La experiencia francesa demuestra que una propuesta de unidad de la izquierda que aspire a ganar una mayoría en la sociedad podría llegar a ser creíble si se apoyara en la posición hegemónica de su ala radical, combinada con una elaboración programática adecuada y sostenida por la experiencia de la acción conjunta en los movimientos sociales y en instituciones «intermedias» como el gobierno local. Si se cumplieran estas condiciones, la exigencia de actuar tanto “desde arriba» como «desde abajo» iría de la mano, creando así las necesarias posiciones de fuerza en la sociedad.

La izquierda radical griega está aún lejos de alcanzar este punto. Pero el objetivo inmediato es más limitado. Lo que ahora está en juego es una alianza de fuerzas que abarquen un espectro más estrecho y tengan un peso electoral menor que en Francia, pero que aun así aspiren a formar un polo radical hegemónico. Este paso es esencial para evitar que el electorado de izquierdas quede atrapado en el dilema del «mal menor», que, como ha demostrado la experiencia reciente, es el camino más seguro hacia males aún mayores.

Por otra parte, la cercanía de las posiciones programáticas entre las fuerzas potenciales de la izquierda griega es claramente mayor que la de la izquierda francesa. Es factible un acuerdo sobre un marco programático, especialmente para formar un programa electoral. Los 7+1 puntos de MeRA25 sobre las cuestiones candentes del momento, es decir, sobre la satisfacción de las demandas populares inmediatas, proporcionan un importante punto de partida. Una convergencia programática más estratégica en torno a un programa de transición, que promueva una dirección anticapitalista para Grecia, sería el siguiente paso inmediato.
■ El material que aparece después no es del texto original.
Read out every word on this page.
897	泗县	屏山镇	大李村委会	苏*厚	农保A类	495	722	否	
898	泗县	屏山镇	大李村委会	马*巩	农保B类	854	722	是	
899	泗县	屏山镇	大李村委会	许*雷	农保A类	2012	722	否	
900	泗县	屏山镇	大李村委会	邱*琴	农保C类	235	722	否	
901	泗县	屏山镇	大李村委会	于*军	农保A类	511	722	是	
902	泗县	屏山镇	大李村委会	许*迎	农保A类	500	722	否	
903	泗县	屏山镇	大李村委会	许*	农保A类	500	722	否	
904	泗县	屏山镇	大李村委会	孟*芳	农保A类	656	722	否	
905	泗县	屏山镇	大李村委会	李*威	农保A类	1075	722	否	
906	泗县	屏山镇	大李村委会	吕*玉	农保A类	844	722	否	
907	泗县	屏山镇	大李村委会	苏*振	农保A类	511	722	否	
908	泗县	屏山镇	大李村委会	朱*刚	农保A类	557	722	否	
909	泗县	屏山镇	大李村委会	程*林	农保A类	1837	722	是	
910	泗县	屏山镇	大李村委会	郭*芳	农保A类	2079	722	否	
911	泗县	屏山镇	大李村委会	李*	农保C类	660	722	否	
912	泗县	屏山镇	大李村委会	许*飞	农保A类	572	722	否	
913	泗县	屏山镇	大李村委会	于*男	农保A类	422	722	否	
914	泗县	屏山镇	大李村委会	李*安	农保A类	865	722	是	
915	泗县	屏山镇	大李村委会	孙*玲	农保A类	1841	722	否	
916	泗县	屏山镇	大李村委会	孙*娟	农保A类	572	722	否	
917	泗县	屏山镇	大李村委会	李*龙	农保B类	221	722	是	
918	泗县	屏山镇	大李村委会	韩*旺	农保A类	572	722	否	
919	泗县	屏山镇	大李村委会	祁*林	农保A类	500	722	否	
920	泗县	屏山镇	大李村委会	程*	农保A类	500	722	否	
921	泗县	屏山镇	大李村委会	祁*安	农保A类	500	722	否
Las diferencias en la práctica política y la falta de intervenciones compartidas en las luchas sociales crean dificultades reales para las organizaciones que probablemente participen. Pero no son insuperables. Los días que se avecinan son sombríos para los trabajadores griegos y las generaciones más jóvenes. Lo menos que podría hacer la izquierda sería crear las condiciones para un nuevo comienzo, basándose en la experiencia del pasado, pero mirando hacia el futuro.